28 ağustos 2012 salı günü sözlüğe girmemle karşı karşıya geldiğim olayı tanımlayan söz. entry gireyim de bari sol frame dolsun diye bu entryi girmeme sebep olmuştur.
Kendini kötü hissetmekten alıkoyamamak kafasının içini kemiriyordu.
Dışarıda bahar vardı.
Doğa uykusundan uyanıyor,etrafta kelebeklerin uçuşup ona lodoslu fısıltılar sunacağı yeni umutlar vardı hayallerinde.
Kafası çoğu zaman geriye gidiyordu.
Geride bıraktıkları zihninde geziniyordu.
Yol açma çalışmalarında kalıntıları hiçe sayılarak tarihsel statü verilmeden yok edilmişti.
Ne kadar zihinlerde kaldığını bilmiyordu ama zihninde kalanları hatırlamaya devam ediyordu.
Okuldan kaçtığı zamanlarda çimenlere ayak basıyor meyve veren ağaçlar henüz taşlanmadan güneşin,gökyüzünün ve hayal kurmanın tadını çıkarıyordu.
Etrafta toprak kokusu vardı ve toprak kokusu her daim kafasındaydı.
Toprağı seviyordu.
Öyle yada böyle kendine ait bir toprak parçası olacaktı.
Kendini kötü hissediyordu.
Kendini kötü hissettirecek kötülükler vardı etrafta kol gezen.

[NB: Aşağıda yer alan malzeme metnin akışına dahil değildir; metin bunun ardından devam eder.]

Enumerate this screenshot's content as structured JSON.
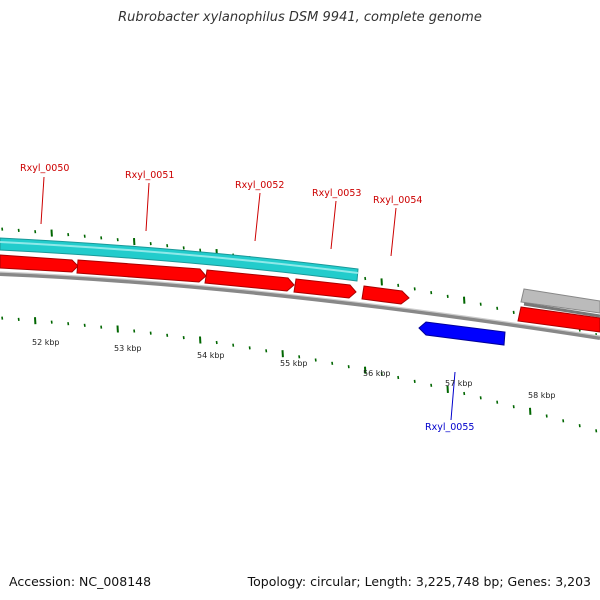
{
  "title": "Rubrobacter xylanophilus DSM 9941, complete genome",
  "footer": {
    "accession": "Accession: NC_008148",
    "summary": "Topology: circular; Length: 3,225,748 bp; Genes: 3,203"
  },
  "colors": {
    "forward_gene": "#ff0000",
    "reverse_gene": "#0000ff",
    "label_forward": "#cc0000",
    "label_reverse": "#0000cc",
    "track_cyan": "#22cccc",
    "track_gray": "#bbbbbb",
    "backbone": "#808080",
    "tick": "#006600"
  },
  "genes": [
    {
      "id": "Rxyl_0050",
      "strand": "+"
    },
    {
      "id": "Rxyl_0051",
      "strand": "+"
    },
    {
      "id": "Rxyl_0052",
      "strand": "+"
    },
    {
      "id": "Rxyl_0053",
      "strand": "+"
    },
    {
      "id": "Rxyl_0054",
      "strand": "+"
    },
    {
      "id": "Rxyl_0055",
      "strand": "-"
    }
  ],
  "scale_labels": [
    "52 kbp",
    "53 kbp",
    "54 kbp",
    "55 kbp",
    "56 kbp",
    "57 kbp",
    "58 kbp"
  ]
}
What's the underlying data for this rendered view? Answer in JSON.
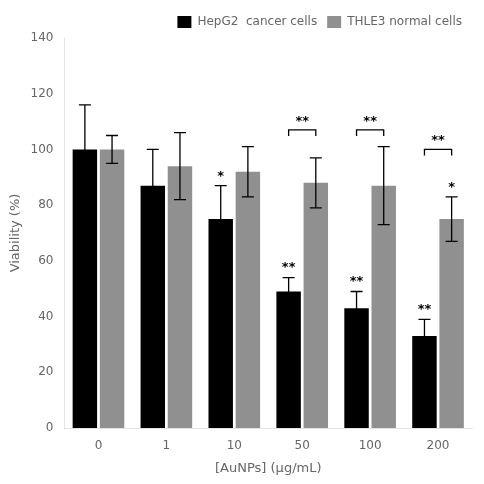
{
  "chart_data": {
    "type": "bar",
    "categories": [
      "0",
      "1",
      "10",
      "50",
      "100",
      "200"
    ],
    "series": [
      {
        "name": "HepG2  cancer cells",
        "color": "#000000",
        "values": [
          100,
          87,
          75,
          49,
          43,
          33
        ],
        "errors": [
          16,
          13,
          12,
          5,
          6,
          6
        ]
      },
      {
        "name": "THLE3 normal cells",
        "color": "#909090",
        "values": [
          100,
          94,
          92,
          88,
          87,
          75
        ],
        "errors": [
          5,
          12,
          9,
          9,
          14,
          8
        ]
      }
    ],
    "xlabel": "[AuNPs] (μg/mL)",
    "ylabel": "Viability (%)",
    "ylim": [
      0,
      140
    ],
    "yticks": [
      0,
      20,
      40,
      60,
      80,
      100,
      120,
      140
    ],
    "grid": false,
    "legend": "upper right",
    "annotations": [
      {
        "category": "10",
        "series": "HepG2  cancer cells",
        "text": "*"
      },
      {
        "category": "50",
        "series": "HepG2  cancer cells",
        "text": "**"
      },
      {
        "category": "100",
        "series": "HepG2  cancer cells",
        "text": "**"
      },
      {
        "category": "200",
        "series": "HepG2  cancer cells",
        "text": "**"
      },
      {
        "category": "200",
        "series": "THLE3 normal cells",
        "text": "*"
      }
    ],
    "brackets": [
      {
        "category": "50",
        "y": 107,
        "text": "**"
      },
      {
        "category": "100",
        "y": 107,
        "text": "**"
      },
      {
        "category": "200",
        "y": 100,
        "text": "**"
      }
    ]
  }
}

Artık baharın tadı yoktu ve anımsatan her şeyin bir parçasını ceplerinde saklamıştı.
Ne kadar yol yürürse yürüsün düşürmemişti ceplerinde taşıdıklarını.
Bahar artık hatıralarını koruyup kolladığı akvaryuma benzeyen camlarla çevirdiği ıssız bir balkonun içerisindeydi.
Henüz kelebeklerin uçuşları bu diyarda görülmemişti ama çiçekler kalın gövdeleriyle yaşama baş kaldırıyor ve misafir olarak arı ve sineklerle yetiniyorlardı.
Yaşamı anlamak çok zor ama yaşamak çok güzel.